Grandfathering Pr.1-3 Cr By Age 50


Retirement is not something that just happens to other people - all of us will experience it at some point in time in life. However, not all of us can confidently say that we are well prepared for it. As a private sector employee or self employed person you will have to support yourself at the time of retirement because the government will not going to help you And, unless you work as government employee who gets monthly pension & gratuity and provident fund on retirement.

There is a high possibility that many of us might be under-funded to finance our own retirements. Even if you are young and retirement could be 30 years away for you, now is the best time to start thinking about your retirement.

Stocks aren't depreciate always and bonds are safe but return is not at par the money power depreciate. Therefore with good ideas and regular savvy tactics, you can still achieve your retirement goals.

What does retirement mean?

It means that you will no longer be actively working or earning any salary income. As a result, you need to live off the savings that you would have made during the peak of your income earning years. During your retired years, you depend on this pool of capital you have created in your actively working years

Advantages of retirement planning

  1. Avoiding a dramatic hit to your lifestyle post retirement
  2. Most of the retirement investment plans offer you significant tax benefits.
  3. Providing financial protection to your dependents.

The best time to start planning for retirement

The mantra is to start retirement planning at an early age. Because our earnings capacity will deplete as we age. So, its best to take advantage of our earnings capacity today to protect our future when we are not actively earning.

The best planning for retirement is to start investment in pension plans - understand why to invest in pension plans ?

Pension plans are offered by insurance companies to help individuals build a retirement corpus.

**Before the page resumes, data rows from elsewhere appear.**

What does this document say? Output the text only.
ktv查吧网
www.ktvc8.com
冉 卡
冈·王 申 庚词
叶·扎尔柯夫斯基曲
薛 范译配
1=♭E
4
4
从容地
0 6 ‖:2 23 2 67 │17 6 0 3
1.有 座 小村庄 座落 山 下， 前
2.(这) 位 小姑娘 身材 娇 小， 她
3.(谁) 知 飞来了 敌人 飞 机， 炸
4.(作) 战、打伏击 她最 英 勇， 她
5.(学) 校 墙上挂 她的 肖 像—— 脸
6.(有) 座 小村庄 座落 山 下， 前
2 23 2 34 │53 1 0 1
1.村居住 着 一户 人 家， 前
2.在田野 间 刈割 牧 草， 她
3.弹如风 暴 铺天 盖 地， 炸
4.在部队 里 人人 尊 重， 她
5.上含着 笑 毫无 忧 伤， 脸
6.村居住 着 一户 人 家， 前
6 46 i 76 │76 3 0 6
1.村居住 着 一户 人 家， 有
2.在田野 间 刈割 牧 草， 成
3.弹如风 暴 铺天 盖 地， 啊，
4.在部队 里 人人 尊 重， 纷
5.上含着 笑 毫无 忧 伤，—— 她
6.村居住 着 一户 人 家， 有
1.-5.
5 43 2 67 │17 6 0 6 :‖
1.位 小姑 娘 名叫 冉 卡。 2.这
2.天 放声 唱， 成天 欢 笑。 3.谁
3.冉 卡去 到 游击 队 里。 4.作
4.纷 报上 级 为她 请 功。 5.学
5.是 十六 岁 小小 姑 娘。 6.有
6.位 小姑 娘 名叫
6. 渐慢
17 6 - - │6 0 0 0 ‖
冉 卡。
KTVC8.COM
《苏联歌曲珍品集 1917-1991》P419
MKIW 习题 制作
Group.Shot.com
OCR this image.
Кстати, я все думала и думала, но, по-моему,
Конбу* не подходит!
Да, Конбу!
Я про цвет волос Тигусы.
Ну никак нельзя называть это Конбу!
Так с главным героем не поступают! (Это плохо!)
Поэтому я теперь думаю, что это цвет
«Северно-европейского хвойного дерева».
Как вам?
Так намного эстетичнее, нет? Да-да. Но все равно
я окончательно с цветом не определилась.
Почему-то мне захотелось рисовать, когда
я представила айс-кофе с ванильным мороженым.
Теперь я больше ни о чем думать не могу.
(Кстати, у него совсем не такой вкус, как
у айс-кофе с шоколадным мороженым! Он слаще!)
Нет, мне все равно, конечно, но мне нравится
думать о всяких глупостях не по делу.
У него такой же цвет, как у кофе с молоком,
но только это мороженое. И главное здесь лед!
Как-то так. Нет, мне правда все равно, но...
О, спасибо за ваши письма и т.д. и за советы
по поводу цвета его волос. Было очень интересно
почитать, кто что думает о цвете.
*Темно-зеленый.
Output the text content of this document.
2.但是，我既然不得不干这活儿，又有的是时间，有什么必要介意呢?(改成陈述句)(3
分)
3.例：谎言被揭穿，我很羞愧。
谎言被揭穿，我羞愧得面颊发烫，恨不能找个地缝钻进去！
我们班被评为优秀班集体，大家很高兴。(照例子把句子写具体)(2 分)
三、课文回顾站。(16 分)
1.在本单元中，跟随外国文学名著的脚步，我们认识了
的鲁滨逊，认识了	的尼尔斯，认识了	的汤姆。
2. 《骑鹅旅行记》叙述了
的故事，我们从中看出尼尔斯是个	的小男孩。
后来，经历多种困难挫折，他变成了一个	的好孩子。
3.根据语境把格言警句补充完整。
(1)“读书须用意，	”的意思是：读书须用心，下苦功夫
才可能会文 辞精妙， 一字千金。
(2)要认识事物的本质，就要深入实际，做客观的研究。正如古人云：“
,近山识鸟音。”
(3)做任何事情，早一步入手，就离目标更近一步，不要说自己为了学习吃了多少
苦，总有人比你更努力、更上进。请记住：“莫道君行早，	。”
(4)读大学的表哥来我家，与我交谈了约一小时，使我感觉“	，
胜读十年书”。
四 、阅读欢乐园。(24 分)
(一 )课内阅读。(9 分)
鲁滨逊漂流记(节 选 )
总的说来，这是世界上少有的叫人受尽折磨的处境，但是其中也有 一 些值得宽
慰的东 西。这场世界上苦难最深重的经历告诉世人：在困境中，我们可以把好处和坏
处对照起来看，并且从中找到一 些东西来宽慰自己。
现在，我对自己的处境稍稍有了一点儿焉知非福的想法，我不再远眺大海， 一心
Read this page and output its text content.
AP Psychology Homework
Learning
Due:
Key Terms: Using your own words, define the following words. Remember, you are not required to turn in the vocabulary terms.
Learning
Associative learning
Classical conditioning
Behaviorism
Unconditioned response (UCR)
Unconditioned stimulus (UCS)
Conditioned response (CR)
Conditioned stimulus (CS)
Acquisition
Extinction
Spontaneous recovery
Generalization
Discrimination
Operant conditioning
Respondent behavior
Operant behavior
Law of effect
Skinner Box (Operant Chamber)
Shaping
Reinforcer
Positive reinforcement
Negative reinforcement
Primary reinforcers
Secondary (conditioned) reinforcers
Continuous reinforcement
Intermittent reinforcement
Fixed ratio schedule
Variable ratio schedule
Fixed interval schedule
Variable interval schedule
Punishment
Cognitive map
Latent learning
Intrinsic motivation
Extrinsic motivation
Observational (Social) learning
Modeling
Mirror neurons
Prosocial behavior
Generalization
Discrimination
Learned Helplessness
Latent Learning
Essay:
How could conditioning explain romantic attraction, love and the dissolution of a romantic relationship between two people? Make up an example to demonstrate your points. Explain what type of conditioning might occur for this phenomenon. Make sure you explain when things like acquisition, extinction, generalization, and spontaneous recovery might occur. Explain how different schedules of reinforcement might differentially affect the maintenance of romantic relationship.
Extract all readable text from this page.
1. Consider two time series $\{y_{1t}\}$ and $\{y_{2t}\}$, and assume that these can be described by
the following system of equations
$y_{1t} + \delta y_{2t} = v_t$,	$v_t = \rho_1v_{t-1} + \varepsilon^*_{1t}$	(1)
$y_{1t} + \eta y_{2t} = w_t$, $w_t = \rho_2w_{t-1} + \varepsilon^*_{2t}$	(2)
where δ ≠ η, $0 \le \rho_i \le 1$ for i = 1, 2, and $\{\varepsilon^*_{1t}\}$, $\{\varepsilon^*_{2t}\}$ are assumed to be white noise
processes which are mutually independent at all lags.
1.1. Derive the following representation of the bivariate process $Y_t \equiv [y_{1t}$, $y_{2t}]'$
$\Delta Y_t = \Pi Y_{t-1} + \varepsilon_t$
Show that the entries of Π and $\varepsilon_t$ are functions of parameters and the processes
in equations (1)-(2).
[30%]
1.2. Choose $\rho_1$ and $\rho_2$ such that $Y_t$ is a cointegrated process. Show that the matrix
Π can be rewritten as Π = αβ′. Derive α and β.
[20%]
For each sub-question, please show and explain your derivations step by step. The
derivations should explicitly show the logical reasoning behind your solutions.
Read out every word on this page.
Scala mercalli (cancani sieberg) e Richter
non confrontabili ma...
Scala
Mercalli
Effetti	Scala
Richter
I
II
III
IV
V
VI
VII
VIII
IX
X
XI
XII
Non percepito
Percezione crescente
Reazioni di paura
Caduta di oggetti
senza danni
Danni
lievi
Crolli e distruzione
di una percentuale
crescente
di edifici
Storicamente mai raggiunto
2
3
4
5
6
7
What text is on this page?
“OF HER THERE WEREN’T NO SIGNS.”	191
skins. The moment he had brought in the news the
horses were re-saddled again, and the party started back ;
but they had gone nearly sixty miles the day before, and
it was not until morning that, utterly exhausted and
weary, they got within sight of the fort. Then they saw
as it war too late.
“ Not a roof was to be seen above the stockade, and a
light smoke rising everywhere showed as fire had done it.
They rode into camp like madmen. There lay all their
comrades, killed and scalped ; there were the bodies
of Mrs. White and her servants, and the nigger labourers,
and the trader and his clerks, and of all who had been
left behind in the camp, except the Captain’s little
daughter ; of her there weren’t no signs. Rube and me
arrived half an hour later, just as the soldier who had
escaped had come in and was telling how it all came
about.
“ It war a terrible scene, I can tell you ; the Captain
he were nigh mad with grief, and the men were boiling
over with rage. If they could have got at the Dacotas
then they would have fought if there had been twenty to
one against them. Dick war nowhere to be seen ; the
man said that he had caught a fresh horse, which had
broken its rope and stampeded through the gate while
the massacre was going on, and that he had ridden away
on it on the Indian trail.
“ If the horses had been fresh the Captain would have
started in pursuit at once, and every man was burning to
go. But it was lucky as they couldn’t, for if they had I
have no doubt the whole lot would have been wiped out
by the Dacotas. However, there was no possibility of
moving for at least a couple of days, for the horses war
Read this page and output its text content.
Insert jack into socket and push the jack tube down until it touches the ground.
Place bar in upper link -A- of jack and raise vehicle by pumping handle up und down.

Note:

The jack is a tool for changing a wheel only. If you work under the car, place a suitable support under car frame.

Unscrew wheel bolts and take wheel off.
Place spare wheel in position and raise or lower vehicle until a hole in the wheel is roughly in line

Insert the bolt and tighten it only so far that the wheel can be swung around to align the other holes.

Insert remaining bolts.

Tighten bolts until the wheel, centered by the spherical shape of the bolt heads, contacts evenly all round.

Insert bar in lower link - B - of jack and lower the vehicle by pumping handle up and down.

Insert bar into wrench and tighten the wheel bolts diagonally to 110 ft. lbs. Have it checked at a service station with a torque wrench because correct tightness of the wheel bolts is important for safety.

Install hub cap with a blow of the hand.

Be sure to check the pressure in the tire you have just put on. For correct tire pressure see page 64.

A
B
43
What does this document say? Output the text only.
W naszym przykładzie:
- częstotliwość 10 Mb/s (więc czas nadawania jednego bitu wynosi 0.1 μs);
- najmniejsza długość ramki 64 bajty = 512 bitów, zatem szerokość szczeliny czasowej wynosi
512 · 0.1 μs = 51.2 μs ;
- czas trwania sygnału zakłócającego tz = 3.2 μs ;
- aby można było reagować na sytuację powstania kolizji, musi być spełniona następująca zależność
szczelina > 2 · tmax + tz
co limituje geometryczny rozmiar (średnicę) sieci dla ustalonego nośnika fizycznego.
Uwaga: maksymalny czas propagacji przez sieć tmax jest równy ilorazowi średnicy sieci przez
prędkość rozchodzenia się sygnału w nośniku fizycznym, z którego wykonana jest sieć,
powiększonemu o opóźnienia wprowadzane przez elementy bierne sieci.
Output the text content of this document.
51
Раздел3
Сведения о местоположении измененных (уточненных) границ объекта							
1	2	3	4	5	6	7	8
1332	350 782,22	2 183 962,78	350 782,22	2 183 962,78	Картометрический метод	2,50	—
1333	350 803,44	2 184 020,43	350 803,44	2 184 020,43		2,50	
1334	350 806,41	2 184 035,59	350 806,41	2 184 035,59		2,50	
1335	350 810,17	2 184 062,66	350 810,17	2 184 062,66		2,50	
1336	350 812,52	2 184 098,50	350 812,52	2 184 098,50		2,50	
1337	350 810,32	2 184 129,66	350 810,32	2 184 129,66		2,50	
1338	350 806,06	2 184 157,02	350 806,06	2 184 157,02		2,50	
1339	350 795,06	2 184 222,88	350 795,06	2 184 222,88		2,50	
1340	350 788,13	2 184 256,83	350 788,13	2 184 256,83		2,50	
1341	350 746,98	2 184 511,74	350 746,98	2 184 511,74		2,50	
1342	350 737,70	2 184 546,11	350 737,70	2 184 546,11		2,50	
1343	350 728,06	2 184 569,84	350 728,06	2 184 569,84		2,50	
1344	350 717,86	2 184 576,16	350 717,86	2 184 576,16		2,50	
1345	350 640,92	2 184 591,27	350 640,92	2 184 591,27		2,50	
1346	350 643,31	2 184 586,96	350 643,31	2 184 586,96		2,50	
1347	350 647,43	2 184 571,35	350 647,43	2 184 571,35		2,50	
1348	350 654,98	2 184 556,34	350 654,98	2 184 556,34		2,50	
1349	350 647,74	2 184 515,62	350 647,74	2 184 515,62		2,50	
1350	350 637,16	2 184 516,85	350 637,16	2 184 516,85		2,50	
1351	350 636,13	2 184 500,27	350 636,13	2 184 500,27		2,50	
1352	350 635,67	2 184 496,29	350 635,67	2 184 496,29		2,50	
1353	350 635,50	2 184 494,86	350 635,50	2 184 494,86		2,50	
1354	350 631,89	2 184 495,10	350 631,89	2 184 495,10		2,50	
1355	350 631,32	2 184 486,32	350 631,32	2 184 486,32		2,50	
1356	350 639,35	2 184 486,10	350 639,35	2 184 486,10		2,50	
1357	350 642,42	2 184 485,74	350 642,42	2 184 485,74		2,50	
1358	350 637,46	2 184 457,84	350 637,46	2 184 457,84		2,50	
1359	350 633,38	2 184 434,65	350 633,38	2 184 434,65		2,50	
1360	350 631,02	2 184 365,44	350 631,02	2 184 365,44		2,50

On maturity this corpus is invested for generating a regular income stream, which is referred to as pension or annuity. Pension plans are distinct from life insurance plans, which are taken to cover risk in case of an unfortunate event. Therefore pension plans are being considered the best retirement planning.

Points to consider for the action planning

Estimate your retirement benefit would be

Your benefit payment is based on how much you earned during your working career. Higher lifetime earnings result in higher benefits. If there were some years when you did not work or had low earnings, your benefit amount may be lower than if you had worked steadily. Your benefit payment also is affected by the age at which you decide to retire. If you retire at age 6o (the earliest possible retirement age for Social Security), your benefit will be lower than if you wait until later to retire.

Action Time of Planning

The service class Indian people are more concerned about their retirement planning than other country men whereas most of US citizens do not plan for retirement and enter their retired life with little or no wealth. However, it is very important to every one to begin retirement planning early.

What would be taken into account for Retirement planning ?

Tips for sensible retirement dream planning

We list for you 8 easy ways you can rethink before action for retirement planning.

Step 1: Get serious, start early
Never delay in planning for retirement. Start as early as possible. Make a list of your financial goals and what you own so you recognise the gap between the reality and your dreams.

Step 2: Load Up on Life Insurance
Must be thought twice that any uneventful situation may arise in the life.

Step 3: Consider a plan
Assess your incomes and expenditure, and make provisions. For example, set aside some money for travel and medical expenditure post retirement. Make a list of things you own and those that you wish to own e.g. a car or house.

Step 4: Consult a financial advisor
If you are not in a position to make a workable plan, consult a financial advisor who will help you develop one.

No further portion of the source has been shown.